The disaster is just the latest setback for Japan's anime industry. ..."Production budgets have been slashed because of the economic slump, and young workers on the margins are bearing hard burdens," Hisako Sasaki, the head of anime studio Wish, recently told the national newspaper Asahi Shimbun. "Young workers have fewer chances to accumulate experience and improve their skills."

There's also an ongoing international slump in the sale of DVDs ...

Now imagine a big shaker on the other side of the ring of fire: California.

If you g0t a nice big burp from the San Andreas fault, something around 8.7 or 8.9, you might be looking at a sizable disruption in the American cartoon industry. Certainly there could be a slowdown with Pixar, Disney, Warner Bros. Animation, not to mention DreamWorks Animation on the banks of the Los Angeles River.

Depending on the intensity of shaking and the number of casualties, the results wouldn't necessarily be pretty.


Anonymous said...

Thanks for the inspirational message.
I'm not sure what to do with it besides have one more thing to worry about.

Ki Innis said...

Living and working in Tokyo, I can say first hand that several productions have been either cancelled or postponed because of the recent disasters.

Anime in Japan (one of the few places in the world where hand-drawn animation is still king) ---- has been in a slump for awhile now.

The Wall Street Journal did an interesting story on the slump in the Japanese animation industry some time ago:


or see the same video clip on my blog about it.


Pencil Jock said...

Ki Innis -

Thanks for the link to your blog post with some very illuminating (and sobering) thoughts on the state of the animation industry in Japan .


Outsourcing and ever-lowering wages (especially for freelance artists working by-the-foot or by-the-drawing , or storyboard artists who must now do elaborate key-posed animatics) are killing traditional animators in the U.S. too , but it seems much worse in Japan.
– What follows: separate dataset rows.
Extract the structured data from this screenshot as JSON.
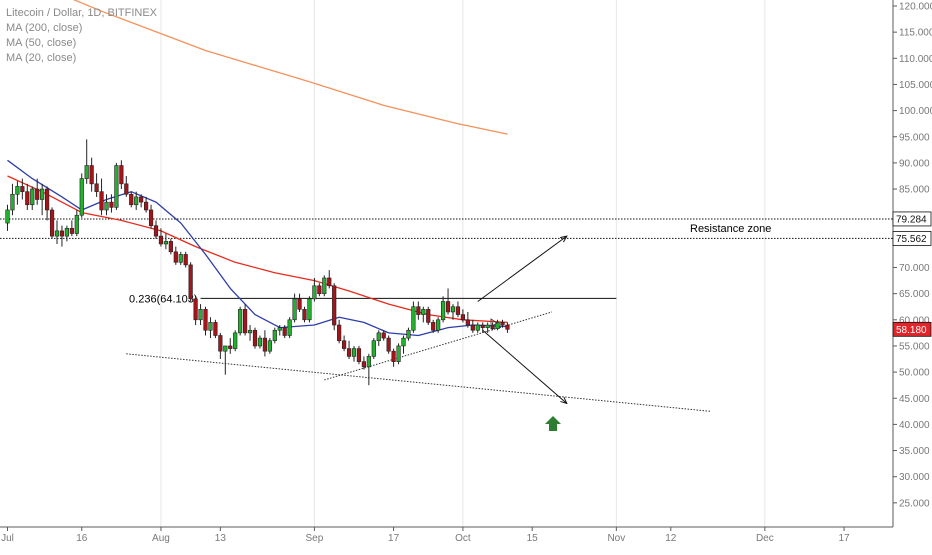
{
  "legend": {
    "symbol": "Litecoin / Dollar, 1D, BITFINEX",
    "ma200": "MA (200, close)",
    "ma50": "MA (50, close)",
    "ma20": "MA (20, close)"
  },
  "colors": {
    "bull": "#22b02e",
    "bear": "#a3141b",
    "ma200": "#f5915a",
    "ma50": "#e8291c",
    "ma20": "#2e3ea8",
    "last_price_bg": "#e3242b",
    "arrow_green": "#2e7d32",
    "grid": "#e6e6e6"
  },
  "chart_data": {
    "type": "candlestick",
    "title": "Litecoin / Dollar, 1D, BITFINEX",
    "x_tick_labels": [
      "Jul",
      "16",
      "Aug",
      "13",
      "Sep",
      "17",
      "Oct",
      "15",
      "Nov",
      "12",
      "Dec",
      "17"
    ],
    "y_tick_labels": [
      "120.000",
      "115.000",
      "110.000",
      "105.000",
      "100.000",
      "95.000",
      "90.000",
      "85.000",
      "80.000",
      "75.000",
      "70.000",
      "65.000",
      "60.000",
      "55.000",
      "50.000",
      "45.000",
      "40.000",
      "35.000",
      "30.000",
      "25.000"
    ],
    "ylim": [
      21.0,
      121.5
    ],
    "x_axis_dates": [
      "2018-07-01",
      "2018-12-25"
    ],
    "candles": [
      {
        "date": "2018-07-01",
        "o": 78.5,
        "h": 82.0,
        "l": 77.0,
        "c": 81.0
      },
      {
        "date": "2018-07-02",
        "o": 81.0,
        "h": 86.0,
        "l": 80.0,
        "c": 84.0
      },
      {
        "date": "2018-07-03",
        "o": 84.0,
        "h": 86.5,
        "l": 82.0,
        "c": 85.5
      },
      {
        "date": "2018-07-04",
        "o": 85.5,
        "h": 87.0,
        "l": 83.0,
        "c": 84.5
      },
      {
        "date": "2018-07-05",
        "o": 84.5,
        "h": 86.0,
        "l": 81.0,
        "c": 82.0
      },
      {
        "date": "2018-07-06",
        "o": 82.0,
        "h": 85.5,
        "l": 81.0,
        "c": 85.0
      },
      {
        "date": "2018-07-07",
        "o": 85.0,
        "h": 87.0,
        "l": 82.0,
        "c": 83.0
      },
      {
        "date": "2018-07-08",
        "o": 83.0,
        "h": 86.0,
        "l": 80.0,
        "c": 85.0
      },
      {
        "date": "2018-07-09",
        "o": 85.0,
        "h": 85.5,
        "l": 79.0,
        "c": 81.0
      },
      {
        "date": "2018-07-10",
        "o": 81.0,
        "h": 81.5,
        "l": 75.5,
        "c": 76.0
      },
      {
        "date": "2018-07-11",
        "o": 76.0,
        "h": 79.0,
        "l": 74.5,
        "c": 77.0
      },
      {
        "date": "2018-07-12",
        "o": 77.0,
        "h": 78.0,
        "l": 74.0,
        "c": 76.0
      },
      {
        "date": "2018-07-13",
        "o": 76.0,
        "h": 78.0,
        "l": 75.0,
        "c": 77.5
      },
      {
        "date": "2018-07-14",
        "o": 77.5,
        "h": 79.0,
        "l": 76.0,
        "c": 76.5
      },
      {
        "date": "2018-07-15",
        "o": 76.5,
        "h": 81.0,
        "l": 76.0,
        "c": 80.0
      },
      {
        "date": "2018-07-16",
        "o": 80.0,
        "h": 88.0,
        "l": 79.5,
        "c": 87.0
      },
      {
        "date": "2018-07-17",
        "o": 87.0,
        "h": 94.5,
        "l": 86.0,
        "c": 89.5
      },
      {
        "date": "2018-07-18",
        "o": 89.5,
        "h": 91.0,
        "l": 84.5,
        "c": 86.0
      },
      {
        "date": "2018-07-19",
        "o": 86.0,
        "h": 88.0,
        "l": 83.5,
        "c": 84.5
      },
      {
        "date": "2018-07-20",
        "o": 84.5,
        "h": 87.0,
        "l": 80.0,
        "c": 81.0
      },
      {
        "date": "2018-07-21",
        "o": 81.0,
        "h": 84.0,
        "l": 80.0,
        "c": 82.5
      },
      {
        "date": "2018-07-22",
        "o": 82.5,
        "h": 84.0,
        "l": 80.5,
        "c": 81.5
      },
      {
        "date": "2018-07-23",
        "o": 81.5,
        "h": 90.0,
        "l": 81.0,
        "c": 89.5
      },
      {
        "date": "2018-07-24",
        "o": 89.5,
        "h": 90.5,
        "l": 85.0,
        "c": 86.0
      },
      {
        "date": "2018-07-25",
        "o": 86.0,
        "h": 87.5,
        "l": 83.5,
        "c": 84.0
      },
      {
        "date": "2018-07-26",
        "o": 84.0,
        "h": 84.5,
        "l": 81.5,
        "c": 82.0
      },
      {
        "date": "2018-07-27",
        "o": 82.0,
        "h": 84.5,
        "l": 81.0,
        "c": 83.5
      },
      {
        "date": "2018-07-28",
        "o": 83.5,
        "h": 84.0,
        "l": 81.5,
        "c": 82.5
      },
      {
        "date": "2018-07-29",
        "o": 82.5,
        "h": 83.5,
        "l": 80.5,
        "c": 81.0
      },
      {
        "date": "2018-07-30",
        "o": 81.0,
        "h": 82.0,
        "l": 77.5,
        "c": 78.0
      },
      {
        "date": "2018-07-31",
        "o": 78.0,
        "h": 79.0,
        "l": 75.5,
        "c": 76.0
      },
      {
        "date": "2018-08-01",
        "o": 76.0,
        "h": 77.5,
        "l": 74.0,
        "c": 74.5
      },
      {
        "date": "2018-08-02",
        "o": 74.5,
        "h": 76.5,
        "l": 73.5,
        "c": 75.0
      },
      {
        "date": "2018-08-03",
        "o": 75.0,
        "h": 75.5,
        "l": 72.5,
        "c": 73.0
      },
      {
        "date": "2018-08-04",
        "o": 73.0,
        "h": 74.0,
        "l": 70.5,
        "c": 71.0
      },
      {
        "date": "2018-08-05",
        "o": 71.0,
        "h": 73.0,
        "l": 70.5,
        "c": 72.5
      },
      {
        "date": "2018-08-06",
        "o": 72.5,
        "h": 73.0,
        "l": 70.0,
        "c": 70.5
      },
      {
        "date": "2018-08-07",
        "o": 70.5,
        "h": 71.0,
        "l": 63.5,
        "c": 64.0
      },
      {
        "date": "2018-08-08",
        "o": 64.0,
        "h": 64.5,
        "l": 59.0,
        "c": 60.0
      },
      {
        "date": "2018-08-09",
        "o": 60.0,
        "h": 63.0,
        "l": 59.0,
        "c": 62.0
      },
      {
        "date": "2018-08-10",
        "o": 62.0,
        "h": 62.5,
        "l": 57.0,
        "c": 58.0
      },
      {
        "date": "2018-08-11",
        "o": 58.0,
        "h": 60.5,
        "l": 56.5,
        "c": 59.5
      },
      {
        "date": "2018-08-12",
        "o": 59.5,
        "h": 60.0,
        "l": 56.5,
        "c": 57.0
      },
      {
        "date": "2018-08-13",
        "o": 57.0,
        "h": 57.5,
        "l": 52.5,
        "c": 54.0
      },
      {
        "date": "2018-08-14",
        "o": 54.0,
        "h": 55.0,
        "l": 49.5,
        "c": 55.0
      },
      {
        "date": "2018-08-15",
        "o": 55.0,
        "h": 56.5,
        "l": 53.5,
        "c": 54.5
      },
      {
        "date": "2018-08-16",
        "o": 54.5,
        "h": 58.0,
        "l": 54.0,
        "c": 57.5
      },
      {
        "date": "2018-08-17",
        "o": 57.5,
        "h": 62.5,
        "l": 57.0,
        "c": 62.0
      },
      {
        "date": "2018-08-18",
        "o": 62.0,
        "h": 63.0,
        "l": 57.0,
        "c": 57.5
      },
      {
        "date": "2018-08-19",
        "o": 57.5,
        "h": 59.0,
        "l": 56.0,
        "c": 58.0
      },
      {
        "date": "2018-08-20",
        "o": 58.0,
        "h": 58.5,
        "l": 54.5,
        "c": 55.0
      },
      {
        "date": "2018-08-21",
        "o": 55.0,
        "h": 57.0,
        "l": 54.5,
        "c": 56.5
      },
      {
        "date": "2018-08-22",
        "o": 56.5,
        "h": 58.0,
        "l": 53.0,
        "c": 54.0
      },
      {
        "date": "2018-08-23",
        "o": 54.0,
        "h": 56.5,
        "l": 53.5,
        "c": 56.0
      },
      {
        "date": "2018-08-24",
        "o": 56.0,
        "h": 58.5,
        "l": 55.5,
        "c": 58.0
      },
      {
        "date": "2018-08-25",
        "o": 58.0,
        "h": 59.0,
        "l": 57.0,
        "c": 58.5
      },
      {
        "date": "2018-08-26",
        "o": 58.5,
        "h": 59.0,
        "l": 56.5,
        "c": 57.0
      },
      {
        "date": "2018-08-27",
        "o": 57.0,
        "h": 60.5,
        "l": 56.5,
        "c": 60.0
      },
      {
        "date": "2018-08-28",
        "o": 60.0,
        "h": 65.0,
        "l": 59.5,
        "c": 64.0
      },
      {
        "date": "2018-08-29",
        "o": 64.0,
        "h": 65.0,
        "l": 61.5,
        "c": 62.0
      },
      {
        "date": "2018-08-30",
        "o": 62.0,
        "h": 62.5,
        "l": 59.5,
        "c": 60.0
      },
      {
        "date": "2018-08-31",
        "o": 60.0,
        "h": 64.5,
        "l": 59.5,
        "c": 64.0
      },
      {
        "date": "2018-09-01",
        "o": 64.0,
        "h": 68.0,
        "l": 63.5,
        "c": 66.5
      },
      {
        "date": "2018-09-02",
        "o": 66.5,
        "h": 67.0,
        "l": 64.5,
        "c": 65.0
      },
      {
        "date": "2018-09-03",
        "o": 65.0,
        "h": 68.5,
        "l": 64.5,
        "c": 68.0
      },
      {
        "date": "2018-09-04",
        "o": 68.0,
        "h": 69.5,
        "l": 66.0,
        "c": 66.5
      },
      {
        "date": "2018-09-05",
        "o": 66.5,
        "h": 67.0,
        "l": 58.0,
        "c": 59.0
      },
      {
        "date": "2018-09-06",
        "o": 59.0,
        "h": 60.0,
        "l": 55.5,
        "c": 56.0
      },
      {
        "date": "2018-09-07",
        "o": 56.0,
        "h": 57.0,
        "l": 54.0,
        "c": 54.5
      },
      {
        "date": "2018-09-08",
        "o": 54.5,
        "h": 56.0,
        "l": 52.5,
        "c": 53.0
      },
      {
        "date": "2018-09-09",
        "o": 53.0,
        "h": 55.0,
        "l": 52.0,
        "c": 54.5
      },
      {
        "date": "2018-09-10",
        "o": 54.5,
        "h": 55.0,
        "l": 51.5,
        "c": 52.0
      },
      {
        "date": "2018-09-11",
        "o": 52.0,
        "h": 53.0,
        "l": 50.5,
        "c": 51.0
      },
      {
        "date": "2018-09-12",
        "o": 51.0,
        "h": 53.5,
        "l": 47.5,
        "c": 53.0
      },
      {
        "date": "2018-09-13",
        "o": 53.0,
        "h": 56.5,
        "l": 52.5,
        "c": 56.0
      },
      {
        "date": "2018-09-14",
        "o": 56.0,
        "h": 58.0,
        "l": 55.0,
        "c": 57.5
      },
      {
        "date": "2018-09-15",
        "o": 57.5,
        "h": 58.0,
        "l": 56.0,
        "c": 56.5
      },
      {
        "date": "2018-09-16",
        "o": 56.5,
        "h": 57.0,
        "l": 53.5,
        "c": 54.0
      },
      {
        "date": "2018-09-17",
        "o": 54.0,
        "h": 54.5,
        "l": 51.0,
        "c": 52.0
      },
      {
        "date": "2018-09-18",
        "o": 52.0,
        "h": 55.5,
        "l": 51.5,
        "c": 55.0
      },
      {
        "date": "2018-09-19",
        "o": 55.0,
        "h": 57.0,
        "l": 53.5,
        "c": 56.5
      },
      {
        "date": "2018-09-20",
        "o": 56.5,
        "h": 58.5,
        "l": 56.0,
        "c": 58.0
      },
      {
        "date": "2018-09-21",
        "o": 58.0,
        "h": 63.5,
        "l": 57.5,
        "c": 62.5
      },
      {
        "date": "2018-09-22",
        "o": 62.5,
        "h": 63.5,
        "l": 60.0,
        "c": 61.0
      },
      {
        "date": "2018-09-23",
        "o": 61.0,
        "h": 62.5,
        "l": 59.5,
        "c": 62.0
      },
      {
        "date": "2018-09-24",
        "o": 62.0,
        "h": 62.5,
        "l": 59.0,
        "c": 59.5
      },
      {
        "date": "2018-09-25",
        "o": 59.5,
        "h": 60.0,
        "l": 57.5,
        "c": 58.0
      },
      {
        "date": "2018-09-26",
        "o": 58.0,
        "h": 60.5,
        "l": 57.5,
        "c": 60.0
      },
      {
        "date": "2018-09-27",
        "o": 60.0,
        "h": 64.5,
        "l": 59.5,
        "c": 63.5
      },
      {
        "date": "2018-09-28",
        "o": 63.5,
        "h": 66.0,
        "l": 61.0,
        "c": 61.5
      },
      {
        "date": "2018-09-29",
        "o": 61.5,
        "h": 63.0,
        "l": 60.0,
        "c": 62.5
      },
      {
        "date": "2018-09-30",
        "o": 62.5,
        "h": 63.5,
        "l": 60.5,
        "c": 61.0
      },
      {
        "date": "2018-10-01",
        "o": 61.0,
        "h": 62.0,
        "l": 59.5,
        "c": 60.0
      },
      {
        "date": "2018-10-02",
        "o": 60.0,
        "h": 61.5,
        "l": 58.5,
        "c": 59.0
      },
      {
        "date": "2018-10-03",
        "o": 59.0,
        "h": 60.0,
        "l": 57.5,
        "c": 58.0
      },
      {
        "date": "2018-10-04",
        "o": 58.0,
        "h": 59.5,
        "l": 57.5,
        "c": 59.0
      },
      {
        "date": "2018-10-05",
        "o": 59.0,
        "h": 59.5,
        "l": 57.5,
        "c": 58.5
      },
      {
        "date": "2018-10-06",
        "o": 58.5,
        "h": 59.5,
        "l": 57.5,
        "c": 59.0
      },
      {
        "date": "2018-10-07",
        "o": 59.0,
        "h": 59.5,
        "l": 58.0,
        "c": 58.3
      },
      {
        "date": "2018-10-08",
        "o": 58.3,
        "h": 60.0,
        "l": 58.0,
        "c": 59.5
      },
      {
        "date": "2018-10-09",
        "o": 59.5,
        "h": 60.0,
        "l": 58.5,
        "c": 59.0
      },
      {
        "date": "2018-10-10",
        "o": 59.0,
        "h": 59.5,
        "l": 57.5,
        "c": 58.18
      }
    ],
    "series": [
      {
        "name": "MA (200, close)",
        "color": "#f5915a",
        "points": [
          [
            "2018-07-01",
            126.5
          ],
          [
            "2018-07-20",
            119.0
          ],
          [
            "2018-08-10",
            111.5
          ],
          [
            "2018-08-31",
            105.5
          ],
          [
            "2018-09-15",
            101.0
          ],
          [
            "2018-09-30",
            97.5
          ],
          [
            "2018-10-10",
            95.5
          ]
        ]
      },
      {
        "name": "MA (50, close)",
        "color": "#e8291c",
        "points": [
          [
            "2018-07-01",
            87.5
          ],
          [
            "2018-07-08",
            84.5
          ],
          [
            "2018-07-16",
            80.5
          ],
          [
            "2018-07-24",
            79.0
          ],
          [
            "2018-08-01",
            77.0
          ],
          [
            "2018-08-08",
            74.0
          ],
          [
            "2018-08-16",
            71.0
          ],
          [
            "2018-08-24",
            69.0
          ],
          [
            "2018-09-01",
            67.5
          ],
          [
            "2018-09-08",
            65.5
          ],
          [
            "2018-09-16",
            63.0
          ],
          [
            "2018-09-24",
            61.0
          ],
          [
            "2018-10-01",
            60.0
          ],
          [
            "2018-10-10",
            59.5
          ]
        ]
      },
      {
        "name": "MA (20, close)",
        "color": "#2e3ea8",
        "points": [
          [
            "2018-07-01",
            90.5
          ],
          [
            "2018-07-06",
            87.0
          ],
          [
            "2018-07-12",
            83.5
          ],
          [
            "2018-07-16",
            81.0
          ],
          [
            "2018-07-21",
            83.0
          ],
          [
            "2018-07-26",
            84.5
          ],
          [
            "2018-07-31",
            82.5
          ],
          [
            "2018-08-05",
            78.5
          ],
          [
            "2018-08-10",
            72.5
          ],
          [
            "2018-08-15",
            66.0
          ],
          [
            "2018-08-20",
            61.0
          ],
          [
            "2018-08-25",
            58.5
          ],
          [
            "2018-09-01",
            59.0
          ],
          [
            "2018-09-06",
            60.5
          ],
          [
            "2018-09-11",
            59.5
          ],
          [
            "2018-09-16",
            57.5
          ],
          [
            "2018-09-22",
            57.0
          ],
          [
            "2018-09-28",
            58.5
          ],
          [
            "2018-10-03",
            59.0
          ],
          [
            "2018-10-10",
            58.7
          ]
        ]
      }
    ],
    "horizontal_lines": [
      {
        "value": 79.284,
        "style": "dotted",
        "label": "79.284"
      },
      {
        "value": 75.562,
        "style": "dotted",
        "label": "75.562"
      },
      {
        "value": 64.103,
        "style": "solid",
        "label": "0.236(64.103)",
        "start": "2018-08-09",
        "end": "2018-11-01"
      }
    ],
    "trend_lines": [
      {
        "style": "dotted",
        "from": [
          "2018-07-25",
          53.5
        ],
        "to": [
          "2018-11-20",
          42.5
        ]
      },
      {
        "style": "dotted",
        "from": [
          "2018-09-03",
          48.5
        ],
        "to": [
          "2018-10-19",
          61.5
        ]
      }
    ],
    "projection_arrows": [
      {
        "from": [
          "2018-10-04",
          63.5
        ],
        "to": [
          "2018-10-22",
          76.0
        ]
      },
      {
        "from": [
          "2018-10-05",
          58.0
        ],
        "to": [
          "2018-10-22",
          44.0
        ]
      }
    ],
    "annotations": {
      "resistance_zone": "Resistance zone",
      "fib_label": "0.236(64.103)",
      "last_price": "58.180",
      "level_high": "79.284",
      "level_low": "75.562"
    }
  }
}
This is a sad thing because it makes one wonder where does the next Satoshi Kon or Hayao Miyazaki come from if animation is not an attractive profession for young people to enter.

On the other hand the WSJ video interview with the young female animator, Kayoko Ezoe, reminds me very much of many animation students I speak with in the U.S. who dearly love hand-drawn animation and they would rather do it than something else, even with the scarcity of jobs and the low pay. Kayoko Ezoe obviously has a passion for her work and any animator in any culture could relate to her speaking of how the delight in seeing her drawings come alive on the screen is what keeps her going .

It's a wonderful madness , this thing about bringing drawings to life.

(but it comes with great sacrifice; the Japanese animation industry wages are shameful . They are taking advantage of these young people's love for animation).

Question: almost all the shots in the WSJ video show the artists working on flat light boards with the drawings held together with something like "bulldog clips", instead of the typically angled drawing tables with animation discs and peg bars that we use in the U.S., Canada, and Europe. Is this common practice in Japan , to work on a flat light board with or without a peg bar ?

Anonymous said...

someone once told me that Film Roman was temporarily "Red Tagged" after the Northridge quake.

...and that a small number of Simpson staffers were able to sneak in (along the lines of you talk to the cop while we sneak in the window) to get their work out of the building so they could work from home since the deadlines didn't change.

Any truth to that?

Steve Hulett said...

Film Roman occupied a multi-story building on Chandler Blvd. in North Hollywood that suffered major damage in the Northridge quake.

TAG didn't rep the employees at the studio at the time, so my recollections are a bit sketchy, but I think people were moved out when damage proved to be extensive, then brought back when repairs were completed.

After TAG signed a contract with FR, the company moved to its present location near the Burbank airport on Hollywood Way. The crew for "King of the Hill" later returned to the old site due to over-crowding at the Hollywood Way location.

I was never enamored of the older building. The ceilings were low and the place was run-down. but they produced a lot of prime time television cartoons there, nevertheless.

Ki Innis said...

@ Pencil Jock

Finding an animation disc in Japan is just about impossible. It seems that they just don't use them here

Many times I have seen people working on a simple light board at a neck breaking 15 degree angle or less.